To date, the core costs of system change activity in Glasgow have been the cost of staff for the Multi Agency Change Team, as well as smaller costs for events and IT. Many other partners have also contributed to the system change activities of the pathfinder, but accurately measuring these costs is more challenging. It is also arguable that these partners are using existing resources in a different way, rather than incurring additional costs.

There was a strong belief among stakeholders that investment in the pathfinder would ultimately deliver efficiency savings, by reducing duplication of effort across services. However, this was largely seen as a future return on current investment. While there was some frustration with the pace of change and volume of meetings, there was also a recognition that taking time and involving multiple partners might lead to better outcomes in the long-term. There was also a clear sense that the pathfinder was fostering better use of data, which was helping to target resources where they were most needed (impacting on the ‘equity’ element of value for money).

There is no established approach to measuring or estimating the social or exchequer values of changes to a system. Further challenges include: difficulty attributing specific system change outcomes to the pathfinder programme (or to individual elements of it); agreeing what is in scope in terms of costs and drivers; and determining likely timeframes over which value for money might be realised.

Suggested principles for assessing the value for money of system change approaches like the Glasgow pathfinder include:

  • Considering ‘value for money’ of system change in different ways across different time frames, including setting indicators of short- and medium-term progress towards the long-term vision
  • In the early stages in particular, considering broader benefits beyond cost savings, recognising that it may take time for change to feed through into budgets reducing or stabilising
  • Assessing value for money against the counterfactual of what is expected to happen in the future if the system is not reformed, rather than against the current system, and
  • Adopting a mixed method approach, drawing on qualitative and quantitative evidence since some aspects of system change (like culture change) are harder to ‘count’.

The full report includes a fuller discussion of potential value for money indicators.

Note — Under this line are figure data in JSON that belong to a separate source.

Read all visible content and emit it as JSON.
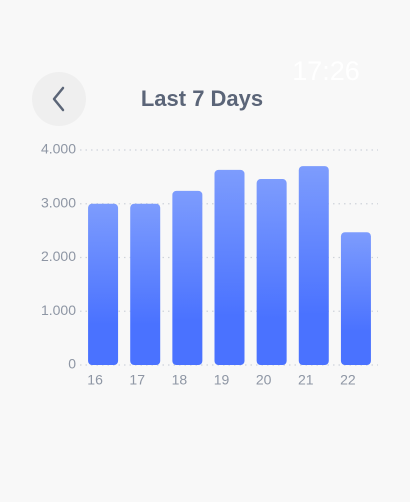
{
  "status_time": "17:26",
  "chart_data": {
    "type": "bar",
    "title": "Last 7 Days",
    "categories": [
      "16",
      "17",
      "18",
      "19",
      "20",
      "21",
      "22"
    ],
    "values": [
      3000,
      3000,
      3240,
      3630,
      3460,
      3700,
      2470
    ],
    "gradient": [
      "#7d9cfd",
      "#4a72ff"
    ],
    "ylim": [
      0,
      4000
    ],
    "yticks": [
      {
        "value": 0,
        "label": "0"
      },
      {
        "value": 1000,
        "label": "1.000"
      },
      {
        "value": 2000,
        "label": "2.000"
      },
      {
        "value": 3000,
        "label": "3.000"
      },
      {
        "value": 4000,
        "label": "4.000"
      }
    ],
    "grid": true
  }
}
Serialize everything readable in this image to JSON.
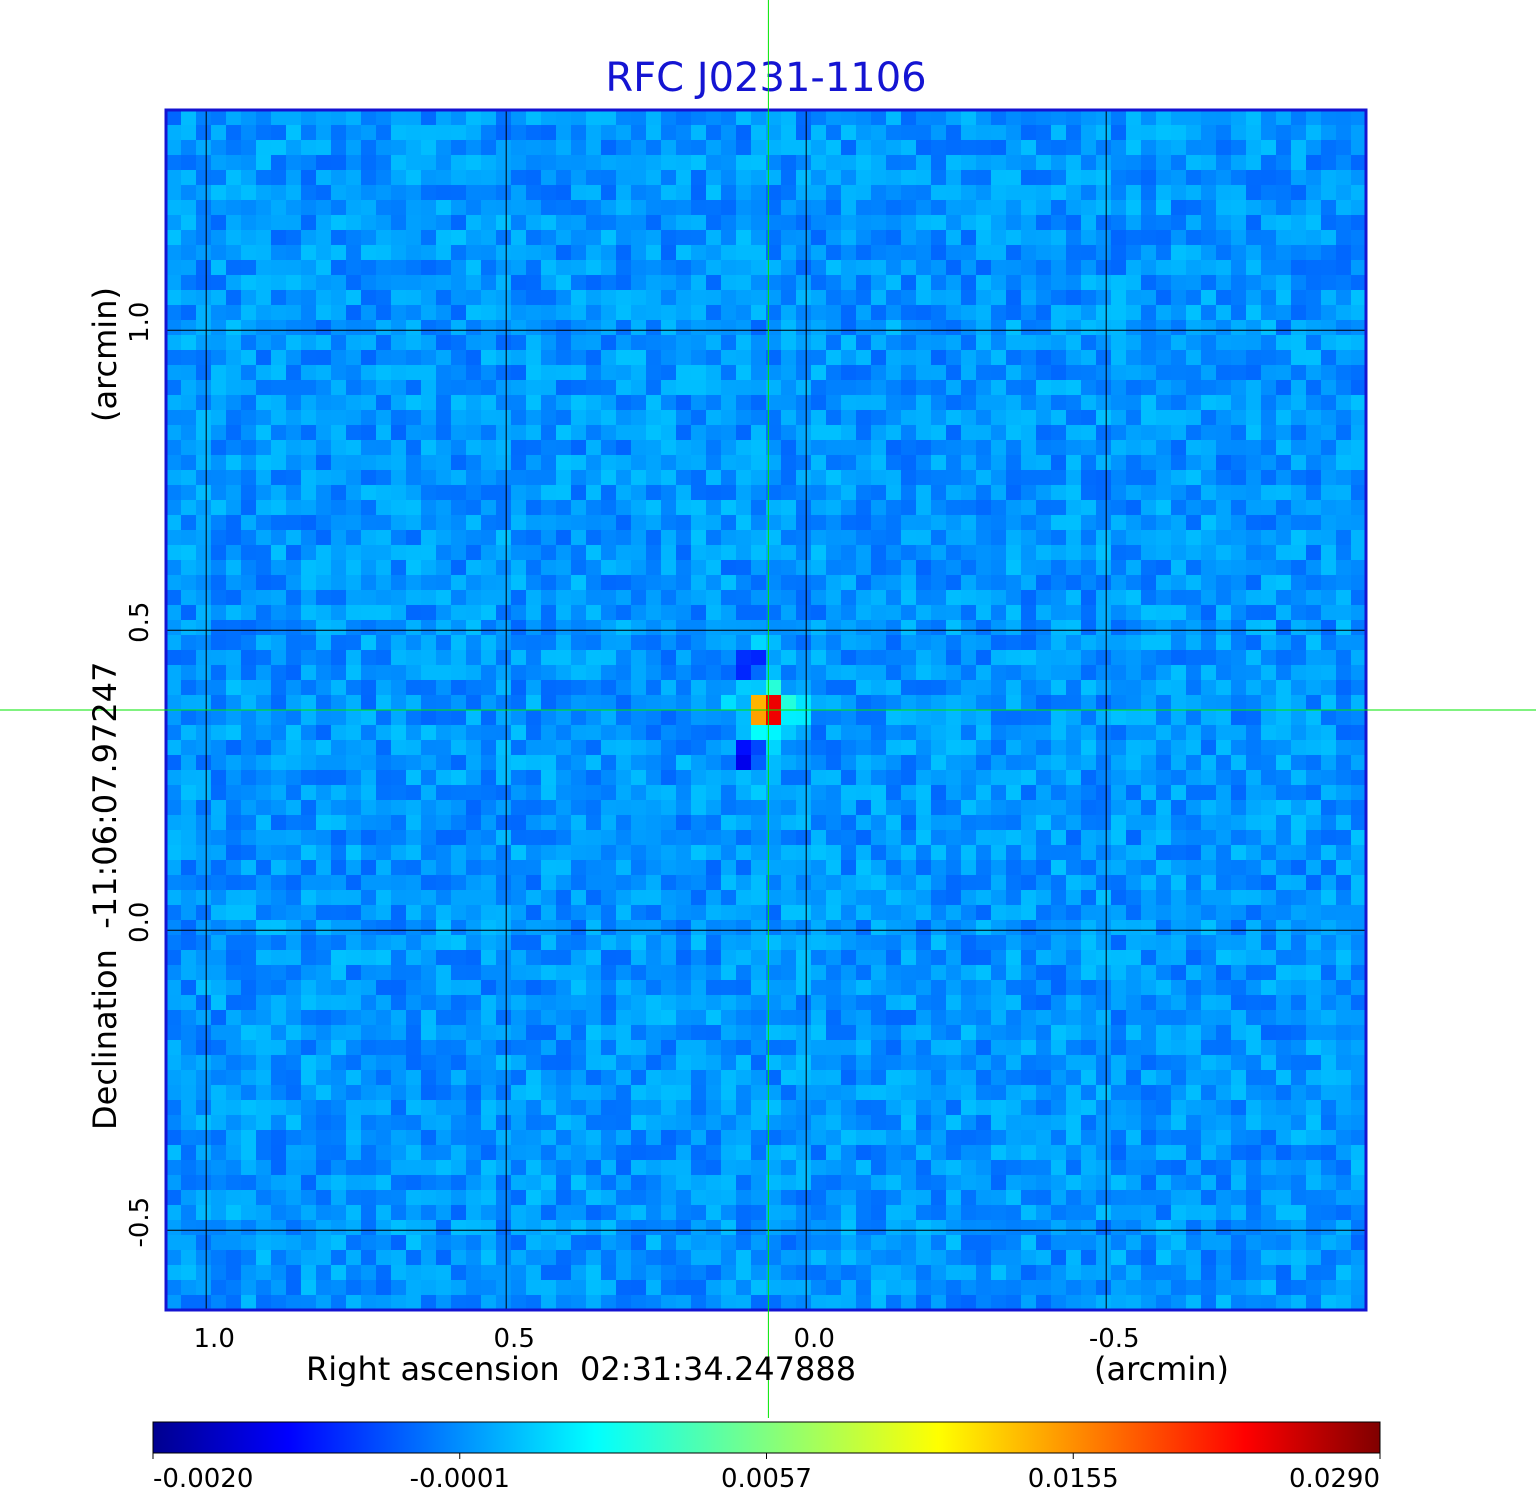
{
  "chart_data": {
    "type": "heatmap",
    "title": "RFC J0231-1106",
    "xlabel": "Right ascension  02:31:34.247888",
    "xunit": "(arcmin)",
    "ylabel": "Declination  -11:06:07.97247",
    "yunit": "(arcmin)",
    "xlim": [
      1.067,
      -0.933
    ],
    "ylim": [
      -0.633,
      1.367
    ],
    "x_reversed": true,
    "xticks": [
      {
        "value": 1.0,
        "label": "1.0"
      },
      {
        "value": 0.5,
        "label": "0.5"
      },
      {
        "value": 0.0,
        "label": "0.0"
      },
      {
        "value": -0.5,
        "label": "-0.5"
      }
    ],
    "yticks": [
      {
        "value": 1.0,
        "label": "1.0"
      },
      {
        "value": 0.5,
        "label": "0.5"
      },
      {
        "value": 0.0,
        "label": "0.0"
      },
      {
        "value": -0.5,
        "label": "-0.5"
      }
    ],
    "grid": true,
    "crosshair": {
      "x": 0.063,
      "y": 0.367,
      "color": "#00e600"
    },
    "source_peak": {
      "x": 0.063,
      "y": 0.367,
      "value": 0.029
    },
    "colorbar": {
      "colormap": "jet",
      "ticks": [
        {
          "value": -0.002,
          "label": "-0.0020"
        },
        {
          "value": -0.0001,
          "label": "-0.0001"
        },
        {
          "value": 0.0057,
          "label": "0.0057"
        },
        {
          "value": 0.0155,
          "label": "0.0155"
        },
        {
          "value": 0.029,
          "label": "0.0290"
        }
      ]
    },
    "colors": {
      "title": "#1414d2",
      "frame": "#1414d2",
      "grid": "#000000",
      "crosshair": "#00e600",
      "background_noise": "#1e90ff"
    }
  }
}
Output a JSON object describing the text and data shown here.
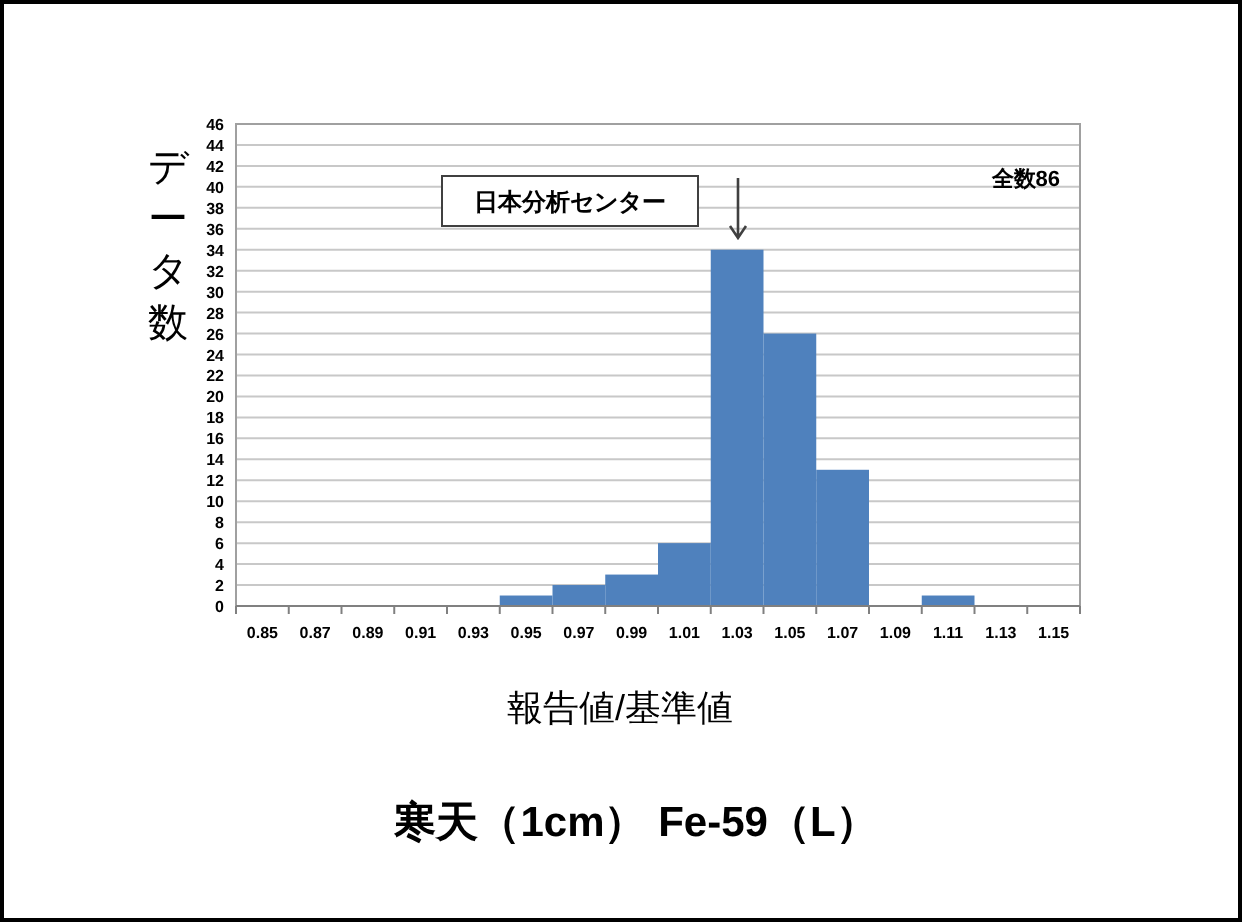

The Performance Management Framework (PMF),[8] developed by Glasgow Community Planning Partnership and facilitated by members of the MACT, includes various measures of relevance to assessing value for money of the pathfinder approach. These include: changes in the number of crisis grant applications and referrals; level of demand for debt-related services; and partner perceptions of whether the system is more joined up. Consideration should also be given as to what to use as a ‘counterfactual’ for measuring the impact of system change. This could include comparing actual demand and spend in the future with the level of demand and spend that was forecast prior to the system change. It could also include comparing trends in key outcome measures with trends for comparison areas (in Scotland or, potentially, England).